From this source (called Astral-Codex, written by Scott Alexander), which is a very long read but worth the effort, it looks as if stricter lockdowns probably would have been helpful early on if people had known they would work. It also looks as if continuing blunt lockdowns probably do not pass a reasonable cost-benefit test. Testing, tracing, and voluntary decisions look very good by comparison. Here's the summary, but be sure to look at the comments as well!
1: Various policies lumped together as “lockdowns” probably significantly decreased R. Full-blown stay-at home orders were less important than targeted policies like school closures and banning large gatherings. Talking about which ones were “good” or “bad” is an oversimplification compared to the more useful questions of when countries should have started vs. stopped each to be on some kind of Pareto frontier of lives saved vs. cost.

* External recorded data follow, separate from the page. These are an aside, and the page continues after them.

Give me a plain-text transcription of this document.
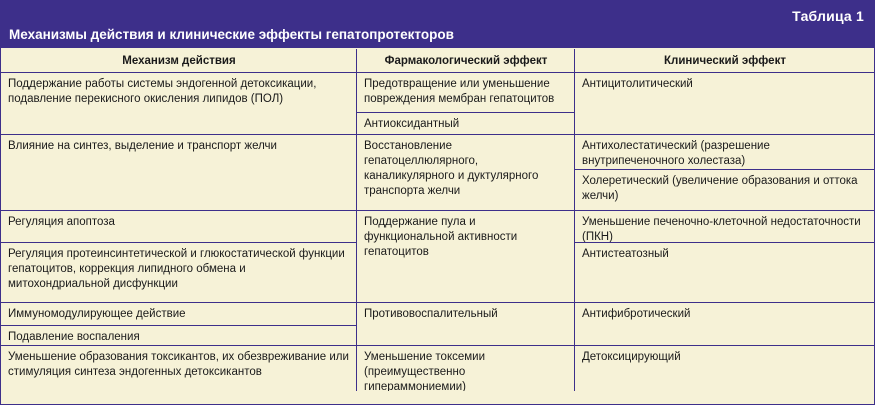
Таблица 1
Механизмы действия и клинические эффекты гепатопротекторов
Механизм действия	Фармакологический эффект	Клинический эффект
Поддержание работы системы эндогенной детоксикации, подавление перекисного окисления липидов (ПОЛ)
Влияние на синтез, выделение и транспорт желчи
Регуляция апоптоза
Регуляция протеинсинтетической и глюкостатической функции гепатоцитов, коррекция липидного обмена и митохондриальной дисфункции
Иммуномодулирующее действие
Подавление воспаления
Уменьшение образования токсикантов, их обезвреживание или стимуляция синтеза эндогенных детоксикантов
Предотвращение или уменьшение повреждения мембран гепатоцитов
Антиоксидантный
Восстановление гепатоцеллюлярного, каналикулярного и дуктулярного транспорта желчи
Поддержание пула и функциональной активности гепатоцитов
Противовоспалительный
Уменьшение токсемии (преимущественно гипераммониемии)
Антицитолитический
Антихолестатический (разрешение внутрипеченочного холестаза)
Холеретический (увеличение образования и оттока желчи)
Уменьшение печеночно-клеточной недостаточности (ПКН)
Антистеатозный
Антифибротический
Детоксицирующий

2: If Sweden had a stronger lockdown more like those of other European countries, it probably could have reduced its death rate by 50-80%, saving 2,500+ lives.
3: On a very naive comparison, US states with stricter lockdowns had about 20% lower death rates than states with weaker ones, and about 0.6% more GDP decline. There are high error bars on both those estimates.
4: Judging lockdowns by traditional measures of economic significance, moving from a US red-state level of lockdown to a US blue-state level of lockdown is in the range normally associated with interventions that are debatably cost-effective/utility-positive, with error bars including “obviously good” and “pretty bad”. It’s harder to estimate for Sweden, but plausibly for them to move to a more European-typical level of lockdown in the early phase of the pandemic would have very much cleared the bar and been unambiguously cost effective/utility-positive.
5: It’s harder to justify strict lockdowns in terms of the non-economic suffering produced. Even assumptions skewed to be maximally pro-strict-lockdown, eg where strict lockdowns would have prevented every single coronavirus case, suggest that it would have taken dozens of months of somewhat stricter lockdown to save one month of healthy life. This might still be justifiable if present strict lockdowns now prevented future strict lockdowns (mandated or voluntary), which might be true in Europe but doesn’t seem as true in the US.
6: Plausibly, really fast and well-targeted lockdowns could have been better along every dimension than either strong-lockdown areas’ strong lockdowns or weak-lockdown areas’ weak lockdowns. We should celebrate the countries that successfully pulled this off, and support the people trying to figure out how to make this easier to pull off next time.
7: All of this is very speculative and affected by a lot of factors, and the error bars are very wide.